Edible Garden AG Inc. is expanding its reach following the acquisition of a greenhouse facility in the Midwest.
Located in Grand Rapids, Mich., Edible Garden Heartland is a 5-acre controlled environment agriculture (CEA) facility. According to the Belvidere-based company, the site is expected to be fully operational by the end of the year, with capacity to support up to $20 million in annualized revenue.
“It’s really pretty exciting. I love the idea of … bridging the two parts of the country and being that kind of bridge,” CEO Jim Kras told NJBIZ.
The deal also includes an existing horticultural business that Edible Garden says has historically generated about $2 million in annual revenue. The combination offers potential cross-selling opportunities.
“We’re going to continue that business. We kept their employees and we’re going to add to it,” Kras said. “So we’ll be bringing more jobs to the area as we’re going to be bringing technology and starting to put in some other products that we grow and are known for to provide more service for [customers].”
The location is ideal because it places Edible Garden in proximity to grocer Meijer, a major distribution partner. That proximity allows for efficiencies that minimize food miles and shorten time to market, which is good for consumers but also good for business – and the environment – because it decreases spoilage and waste on top of reducing the company’s carbon footprint.
In New Jersey, Edible Garden CEO Jim Kras called attention to its oldest customer, Wakefern Food Corp., and the efforts the company has made in supporting the company, and its mission.
“They actually send their big yellow ShopRite trucks to our Belvidere, New Jersey, facility six out of seven days a week to pick up, which is huge for us,” Kras told NJBIZ. “It allowed us to remove nine vans and two box trucks driving off throughout New Jersey.” Aside from logistical support, Kras pointed to the sustainable benefits that kind of move makes. “Think about the reduction in carbon that’s resulted in and, you know, they’ve got good, fresh product that’s moving through their warehouse … that was a huge commitment on both parties part, but primarily Wakefern’s to do it. And it was the right thing. And I’m trying to get all my retailers to think that way. … Let’s try to maximize the trucks that are already out there versus just putting more trucks on, you know?”
Edible Garden Heartland won’t just help bring the company’s “Simply Local…Simply Fresh” foods to the area, it’ll also be retrofitted to accommodate a state-of-the-art research and development center with a focus on improving existing products and developing new ones, innovating plant-based protein and nutraceuticals, and applying advanced agricultural technologies.
The site will also mark Edible Garden’s first commercial installation of its proprietary hybrid growing system.
In Belvidere, the company also occupies a 5-acre facility. However, Kras pointed out that on the East Coast processes are more horizontal. In the Midwest, Edible Gardens will start to grow vertically, which takes up less space overall.
“We are elevating and optimizing that core technology to include now more vertical grows,” he said. “Which means we can double our output from the same amount of space out of Michigan, which means we can potentially double our revenue out of that facility.”

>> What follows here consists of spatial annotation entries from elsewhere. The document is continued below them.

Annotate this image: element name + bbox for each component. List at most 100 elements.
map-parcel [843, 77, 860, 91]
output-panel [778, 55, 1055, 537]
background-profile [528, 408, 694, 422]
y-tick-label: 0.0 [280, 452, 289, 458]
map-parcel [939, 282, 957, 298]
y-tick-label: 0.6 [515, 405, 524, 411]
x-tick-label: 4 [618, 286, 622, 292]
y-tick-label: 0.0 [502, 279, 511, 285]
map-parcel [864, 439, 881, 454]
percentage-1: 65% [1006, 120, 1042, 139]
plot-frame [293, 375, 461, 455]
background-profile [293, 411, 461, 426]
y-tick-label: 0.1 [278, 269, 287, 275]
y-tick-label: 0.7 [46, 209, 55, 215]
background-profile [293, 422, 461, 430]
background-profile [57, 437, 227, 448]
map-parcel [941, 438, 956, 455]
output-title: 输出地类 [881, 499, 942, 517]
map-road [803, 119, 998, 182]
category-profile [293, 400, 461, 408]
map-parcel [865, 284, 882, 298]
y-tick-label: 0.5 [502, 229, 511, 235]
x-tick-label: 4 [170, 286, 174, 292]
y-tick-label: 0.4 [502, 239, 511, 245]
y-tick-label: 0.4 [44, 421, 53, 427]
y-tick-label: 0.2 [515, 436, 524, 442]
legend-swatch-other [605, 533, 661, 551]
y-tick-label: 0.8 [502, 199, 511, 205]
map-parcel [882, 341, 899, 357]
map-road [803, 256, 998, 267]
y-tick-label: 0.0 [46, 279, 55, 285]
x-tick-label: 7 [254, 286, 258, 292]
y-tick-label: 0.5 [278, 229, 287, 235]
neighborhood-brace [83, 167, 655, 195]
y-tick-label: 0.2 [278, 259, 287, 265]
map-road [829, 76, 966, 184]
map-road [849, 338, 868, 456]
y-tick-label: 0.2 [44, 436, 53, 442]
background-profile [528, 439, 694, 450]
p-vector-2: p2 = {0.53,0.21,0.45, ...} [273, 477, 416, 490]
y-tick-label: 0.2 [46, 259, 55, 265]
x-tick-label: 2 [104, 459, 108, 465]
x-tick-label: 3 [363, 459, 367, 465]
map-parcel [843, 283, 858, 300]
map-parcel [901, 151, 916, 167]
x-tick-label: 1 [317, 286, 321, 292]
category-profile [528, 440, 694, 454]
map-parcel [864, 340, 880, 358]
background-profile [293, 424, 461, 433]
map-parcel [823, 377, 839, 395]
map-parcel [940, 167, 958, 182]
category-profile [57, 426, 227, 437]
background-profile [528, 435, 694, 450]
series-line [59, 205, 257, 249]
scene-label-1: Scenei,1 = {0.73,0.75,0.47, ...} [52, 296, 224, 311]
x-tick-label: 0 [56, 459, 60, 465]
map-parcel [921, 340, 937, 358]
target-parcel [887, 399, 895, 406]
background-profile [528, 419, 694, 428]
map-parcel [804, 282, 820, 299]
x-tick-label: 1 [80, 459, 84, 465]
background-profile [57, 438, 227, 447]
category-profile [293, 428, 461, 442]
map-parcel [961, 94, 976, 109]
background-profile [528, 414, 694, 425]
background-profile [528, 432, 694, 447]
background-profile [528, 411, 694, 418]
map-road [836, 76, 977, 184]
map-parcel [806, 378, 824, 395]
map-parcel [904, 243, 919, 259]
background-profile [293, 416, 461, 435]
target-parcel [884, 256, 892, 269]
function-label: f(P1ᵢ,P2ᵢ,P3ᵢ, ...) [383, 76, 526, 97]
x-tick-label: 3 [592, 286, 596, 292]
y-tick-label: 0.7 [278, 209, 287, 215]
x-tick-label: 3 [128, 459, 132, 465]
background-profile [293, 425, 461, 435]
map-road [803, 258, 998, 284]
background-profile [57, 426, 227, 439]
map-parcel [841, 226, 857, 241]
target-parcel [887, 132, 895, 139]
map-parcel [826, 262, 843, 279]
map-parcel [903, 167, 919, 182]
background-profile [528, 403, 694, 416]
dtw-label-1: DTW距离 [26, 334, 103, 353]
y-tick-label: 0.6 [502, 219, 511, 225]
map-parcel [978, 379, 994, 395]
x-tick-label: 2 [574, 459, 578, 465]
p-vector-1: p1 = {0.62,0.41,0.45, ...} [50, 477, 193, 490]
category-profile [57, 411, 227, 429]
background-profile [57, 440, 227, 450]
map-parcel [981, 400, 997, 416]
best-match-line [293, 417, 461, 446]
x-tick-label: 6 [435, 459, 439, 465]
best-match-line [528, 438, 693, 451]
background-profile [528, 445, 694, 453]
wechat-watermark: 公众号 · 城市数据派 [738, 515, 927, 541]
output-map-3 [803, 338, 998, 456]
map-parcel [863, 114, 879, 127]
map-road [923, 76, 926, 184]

And because the Grand Rapids location is essentially turnkey, Kras said it allows Edible Garden to do even more, quicker since it doesn’t have to build out the entire space.
Edible Garden launched its IPO on the Nasdaq in May.
Earlier this month, the company reported financial results for the three-month period ending June 30. Revenues totaled $3 million, marking an increase of 7.5% compared with the same period last year. The company attributed the increase to growth from its existing customer base.
“While we are happy with the organic growth we continue to witness in our business, we believe we are now well positioned to drive more rapid expansion of our business and increase our margins beginning in the second half of 2022,” Kras said in a statement released with the results.
For the first six months of 2022, revenues came in at $5.7 million – an increase of 8.8% for the first half of 2021.
The new facility will be led by General Manager Mike Sudbury, a “heartland native.” The company anticipates retaining most of the existing workforce at the property from the formerly family-owned business, with the potential to add more positions in the future.
“We’re keeping their employees and the son is going to stay on over the next year and help us transition some of the business,” Kras said, noting the sensitivity that comes with taking over the business. “I respect anybody who puts in the hard work and builds a business. And it’s really hard. And so, I think they’re excited and now they can go do what they want to do … and everybody wins.”
Further extending its community outreach – a guiding principal of the company – Edible Garden said it is partnering with the University of Michigan’s School of Environment & Sustainability and Erb Institute to offer students the chance to work directly on development and implementation programs to address the environmental and societal impacts of the food industry by using sustainable CEA farming practices at the midwestern location.
Financial terms of the acquisition were not disclosed.